Antonella Clerici: “Ho somatizzato la separazione da Eddy”

di Redazione 1

Antonella Clerici, che presto vedremo al timone del nuovo cooking show La terra dei cuochi, confida sulle pagine del settimanale Oggi che la separazione da Eddy Martens, padre di sua figlia Maelle, è stata così dolorosa da aver somatizzato con fortissimi dolori di stomaco.

Il malore che ho avuto in diretta alla Prova del cuoco nel novembre scorso non era una colica renale, come hanno scritto i giornali e come anch’io avevo pensato. Avevo dovuto abbandonare lo studio e mi avevano portato al pronto soccorso del Sant’Andrea di Roma. Sentivo un dolore terribile che, dall’addome, s’irradiava dietro, verso la schiena, sudavo freddo, ho temuto di svenire. In ospedale, mi hanno fatto ecografia e Tac, ma non risultava niente. Stando agli esami, sono sanissima. Andando per esclusione, ormai è probabile che sia stata dispepsia, un disturbo gastrico di origine psicosomatica, non riconducibile a una vera patologia, tipo ulcera o gastrite, ma scatenato da ansia, tensione o stress, da qualche emozione o problema che «fai fatica a digerire». Il dolore era così forte che lì per lì potevo pensare solo a una malattia.

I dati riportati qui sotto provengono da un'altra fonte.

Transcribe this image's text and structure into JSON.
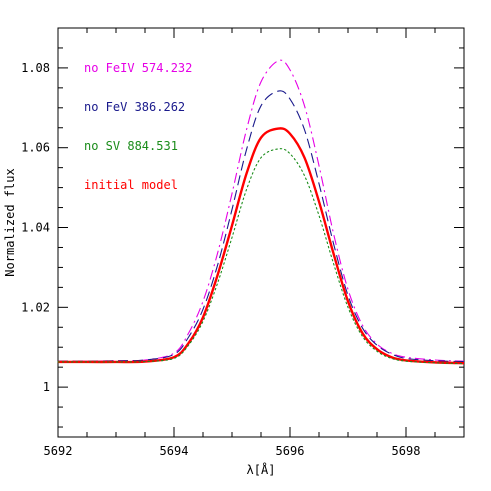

Antonella stava attraversando un momento difficile:

Quella volta in diretta, era un periodo di normale superlavoro. Avevo La prova del cuoco tutte le mattine e Ti lascio una canzone il sabato, ma vivevo anche gli strascichi della separazione da Eddy, il mio compagno. Deve essere stato quell’accumulo di tensioni, perché sul lavoro sono una che va diritto al punto, e tiro fuori tutto. Nei sentimenti, invece, faccio fatica, sono più cauta.

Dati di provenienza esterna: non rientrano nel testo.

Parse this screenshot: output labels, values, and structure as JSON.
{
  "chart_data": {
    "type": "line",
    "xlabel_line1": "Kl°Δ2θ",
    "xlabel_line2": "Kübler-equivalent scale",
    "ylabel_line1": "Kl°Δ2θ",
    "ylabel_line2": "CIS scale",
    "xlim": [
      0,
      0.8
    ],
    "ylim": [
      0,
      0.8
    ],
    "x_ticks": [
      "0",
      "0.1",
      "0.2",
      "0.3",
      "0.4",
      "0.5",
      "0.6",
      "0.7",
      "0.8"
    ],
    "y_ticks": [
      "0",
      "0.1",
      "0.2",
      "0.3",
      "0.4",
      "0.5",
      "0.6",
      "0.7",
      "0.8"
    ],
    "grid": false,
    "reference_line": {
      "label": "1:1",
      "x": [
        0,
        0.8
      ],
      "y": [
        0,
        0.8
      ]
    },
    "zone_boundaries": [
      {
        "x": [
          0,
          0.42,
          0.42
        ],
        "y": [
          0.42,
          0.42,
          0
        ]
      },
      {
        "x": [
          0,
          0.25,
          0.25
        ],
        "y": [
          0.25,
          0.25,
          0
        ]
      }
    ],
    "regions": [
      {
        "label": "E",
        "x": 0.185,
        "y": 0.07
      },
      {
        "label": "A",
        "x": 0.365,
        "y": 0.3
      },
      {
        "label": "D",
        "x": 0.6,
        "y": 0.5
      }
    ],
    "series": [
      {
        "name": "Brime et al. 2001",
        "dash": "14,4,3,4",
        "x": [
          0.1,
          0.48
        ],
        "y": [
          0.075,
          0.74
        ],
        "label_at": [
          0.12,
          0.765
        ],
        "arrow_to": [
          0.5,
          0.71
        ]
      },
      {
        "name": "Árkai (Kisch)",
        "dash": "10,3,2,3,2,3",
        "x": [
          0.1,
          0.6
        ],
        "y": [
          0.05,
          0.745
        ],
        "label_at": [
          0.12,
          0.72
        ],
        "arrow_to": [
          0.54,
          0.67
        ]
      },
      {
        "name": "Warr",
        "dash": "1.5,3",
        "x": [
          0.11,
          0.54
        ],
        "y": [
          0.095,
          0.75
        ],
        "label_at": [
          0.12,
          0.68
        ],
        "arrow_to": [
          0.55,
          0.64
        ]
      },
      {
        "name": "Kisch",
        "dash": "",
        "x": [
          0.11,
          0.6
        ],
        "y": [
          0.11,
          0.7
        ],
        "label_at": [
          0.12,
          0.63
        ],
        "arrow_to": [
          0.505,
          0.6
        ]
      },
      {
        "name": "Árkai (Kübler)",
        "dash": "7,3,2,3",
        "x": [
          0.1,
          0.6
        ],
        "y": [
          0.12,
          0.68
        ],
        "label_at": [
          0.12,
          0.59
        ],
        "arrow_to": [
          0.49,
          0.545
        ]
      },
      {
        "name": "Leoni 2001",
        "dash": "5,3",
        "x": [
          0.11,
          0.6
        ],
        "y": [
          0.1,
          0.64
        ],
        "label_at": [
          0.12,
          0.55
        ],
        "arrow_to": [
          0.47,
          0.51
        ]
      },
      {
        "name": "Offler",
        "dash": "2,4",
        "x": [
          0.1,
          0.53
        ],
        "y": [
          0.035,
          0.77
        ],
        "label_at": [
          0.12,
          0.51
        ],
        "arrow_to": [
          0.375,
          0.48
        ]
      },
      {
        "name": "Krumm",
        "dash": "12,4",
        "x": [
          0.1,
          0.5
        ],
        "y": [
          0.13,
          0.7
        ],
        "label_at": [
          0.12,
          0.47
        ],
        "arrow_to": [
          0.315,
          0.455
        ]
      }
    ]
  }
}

La decisione di chiudere la storia con Eddy è stata molto sofferta:

A settembre, la separazione era una decisione presa, almeno razionalmente. Però al corpo non puoi nascondere nulla, perché reagisce e ti fa capire se hai scelto la strada giusta o sbagliata. Forse il fisico mi stava lanciando un segnale, mi spingeva a valutare bene. Io sono cresciuta in una famiglia “stile Mulino Bianco”, per me il fallimento di una famiglia è una sconfitta gravissima. Quando hai figli, poi, sai che ogni decisione riguarda non solo te: io avrei preferito che mia figlia Maelle avesse i genitori insieme per tutta la vita come li ho avuti io.